John Ciardi - Literary Career

Literary Career

"After the war, Mr. Ciardi returned briefly to Kansas State, before being named instructor, and later assistant professor, in the Briggs Copeland chair at Harvard University, where he stayed until 1953." "While at Harvard, Mr. Ciardi began his long association with the Bread Loaf Writers Conference at Middlebury College in Vermont, where he lectured on poetry for almost 30 years, half that time as director of the program."

Ciardi had published his first book of poems, Homeward to America, in 1940, before the war, and his next book, Other Skies, focusing on his wartime experiences, was published in 1947. His third book, Live Another Day, came out in 1949. In 1950, Ciardi edited a poetry collection, Mid-Century American Poets, which identified the best poets of the generation that had come into its own in the 1940s: Richard Wilbur, Muriel Rukeyser, John Frederick Nims, Karl Shapiro, Elizabeth Bishop, Theodore Roethke, Delmore Schwartz, Randall Jarrell, Robert Lowell, Ciardi himself, and several others. Each poet selected several poems for inclusion, plus his or her comments on the poetic principles that guided the compositions, addressing especially the issue of the "unintelligibility" of modern poetry.

Ciardi had begun translating Dante for his classes at Harvard and continued with the work throughout his time there. His translation of The Inferno was published in 1954. Dudley Fitts, himself an important mid-century translator, said of Ciardi's version, "ere is our Dante, Dante for the first time translated into virile, tense American verse; a work of enormous erudition which (like its original) never forgets to be poetry; a shining event in a bad age." Joan Acocella (née Ross), however, noted "The constant stretching for a heartier, more modern and American idiom not only vulgarizes; it also guarantees that wherever Dante expresses himself by implication rather than by direct statement, Ciardi will either miss or ignore the nuance." The translation "is widely used at universities." Ciardi's translation of The Purgatorio followed in 1961 and The Paradiso in 1970. Ciardi's version of Inferno was recorded and released by Folkways Records in 1954. Two years later, Ciardi would have his work featured again on an album titled, As If: Poems, New and Selected, by John Ciardi.
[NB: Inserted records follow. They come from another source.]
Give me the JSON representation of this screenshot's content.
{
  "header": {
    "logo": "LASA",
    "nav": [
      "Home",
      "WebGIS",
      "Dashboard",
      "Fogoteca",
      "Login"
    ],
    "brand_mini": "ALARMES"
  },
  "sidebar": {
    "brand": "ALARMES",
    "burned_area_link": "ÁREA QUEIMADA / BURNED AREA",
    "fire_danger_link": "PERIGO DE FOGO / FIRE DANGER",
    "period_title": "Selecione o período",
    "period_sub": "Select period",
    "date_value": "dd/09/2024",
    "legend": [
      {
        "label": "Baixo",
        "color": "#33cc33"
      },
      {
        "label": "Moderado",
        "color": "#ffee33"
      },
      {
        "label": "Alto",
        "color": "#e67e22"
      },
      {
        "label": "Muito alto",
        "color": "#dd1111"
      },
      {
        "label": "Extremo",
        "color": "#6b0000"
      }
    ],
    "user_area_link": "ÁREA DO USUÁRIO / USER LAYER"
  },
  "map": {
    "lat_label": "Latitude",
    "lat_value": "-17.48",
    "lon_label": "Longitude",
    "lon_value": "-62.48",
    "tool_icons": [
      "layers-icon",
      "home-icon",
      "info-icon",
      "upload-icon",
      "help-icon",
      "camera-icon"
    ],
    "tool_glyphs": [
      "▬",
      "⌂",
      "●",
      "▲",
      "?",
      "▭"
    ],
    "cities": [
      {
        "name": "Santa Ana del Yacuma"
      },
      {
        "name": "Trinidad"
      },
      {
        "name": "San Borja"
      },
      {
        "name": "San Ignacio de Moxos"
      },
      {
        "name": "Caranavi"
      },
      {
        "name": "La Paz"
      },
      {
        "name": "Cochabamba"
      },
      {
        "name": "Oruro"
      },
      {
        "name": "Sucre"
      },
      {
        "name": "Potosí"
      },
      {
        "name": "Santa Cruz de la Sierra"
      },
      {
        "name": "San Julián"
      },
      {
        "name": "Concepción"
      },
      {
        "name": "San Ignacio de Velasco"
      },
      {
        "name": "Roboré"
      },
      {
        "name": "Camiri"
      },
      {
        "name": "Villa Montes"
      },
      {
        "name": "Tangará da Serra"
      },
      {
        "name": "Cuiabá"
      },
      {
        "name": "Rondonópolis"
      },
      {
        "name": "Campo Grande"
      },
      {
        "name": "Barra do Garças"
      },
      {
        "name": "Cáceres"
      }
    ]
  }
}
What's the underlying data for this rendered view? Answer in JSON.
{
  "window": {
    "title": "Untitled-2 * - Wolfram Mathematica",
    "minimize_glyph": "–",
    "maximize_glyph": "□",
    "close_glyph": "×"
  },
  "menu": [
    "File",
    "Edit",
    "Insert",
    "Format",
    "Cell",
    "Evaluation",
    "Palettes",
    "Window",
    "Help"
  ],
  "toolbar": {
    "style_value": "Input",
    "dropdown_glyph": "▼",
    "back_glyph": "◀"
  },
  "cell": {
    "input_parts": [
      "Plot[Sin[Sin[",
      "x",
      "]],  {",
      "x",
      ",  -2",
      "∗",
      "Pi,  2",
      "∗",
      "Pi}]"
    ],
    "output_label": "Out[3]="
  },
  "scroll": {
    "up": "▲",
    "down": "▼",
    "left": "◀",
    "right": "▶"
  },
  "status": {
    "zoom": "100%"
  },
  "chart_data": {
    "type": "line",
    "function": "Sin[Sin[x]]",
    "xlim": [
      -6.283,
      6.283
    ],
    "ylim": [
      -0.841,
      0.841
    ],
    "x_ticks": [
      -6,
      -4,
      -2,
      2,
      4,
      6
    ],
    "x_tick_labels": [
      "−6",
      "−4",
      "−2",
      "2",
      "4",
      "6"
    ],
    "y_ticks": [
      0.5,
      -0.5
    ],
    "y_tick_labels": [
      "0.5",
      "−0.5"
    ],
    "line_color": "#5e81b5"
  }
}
In 1953, Ciardi joined the English Department at Rutgers University in order to begin a writing program, but after eight successful years there, he resigned his professorship in 1961 in favor of several other more lucrative careers, especially fall and spring tours on the college lecture circuit, and to "devote himself fulltime to literary pursuits." (When he left Rutgers, he famously quipped that teaching was "planned poverty.") He was popular enough and interesting enough to warrant a pair of appearances in the early 1960s on The Tonight Show Starring Johnny Carson. He was the poetry editor of Saturday Review from 1956 to 1972 and wrote the 1959 poetry textbook How Does A Poem Mean. Ciardi was a "fellow of the National Academy of Arts and Sciences and a member and former president of the National Institute of Arts and Letters." He was one of the signers of the Humanist Manifesto.

For the last decade of his life, he reported on word histories on National Public Radio's Morning Edition, as an outgrowth of his series of books of etymologies, A Browser's Dictionary (1980), A Second Browser's Dictionary (1983) and Good Words to You (posthumously published in 1987). The weekly three-minute spot on etymology was called Word In Your Ear. He also taught at the University of Florida.

Among 20th-century American men of letters, he maintained a notably high profile and level of popularity with the general public, as well as a reputation for considerable craftsmanship in his output. Burton Raffel summed up Ciardi's career as follows: "Blessed with a fine voice, a ready wit, and a relentless honesty, Ciardi became in many ways an archetype of the existentially successful twentieth-century American poet, peripatetic, able to fit into and exploit chinks in the great American scheme of things, while never fitting in as either a recognized peg or hole."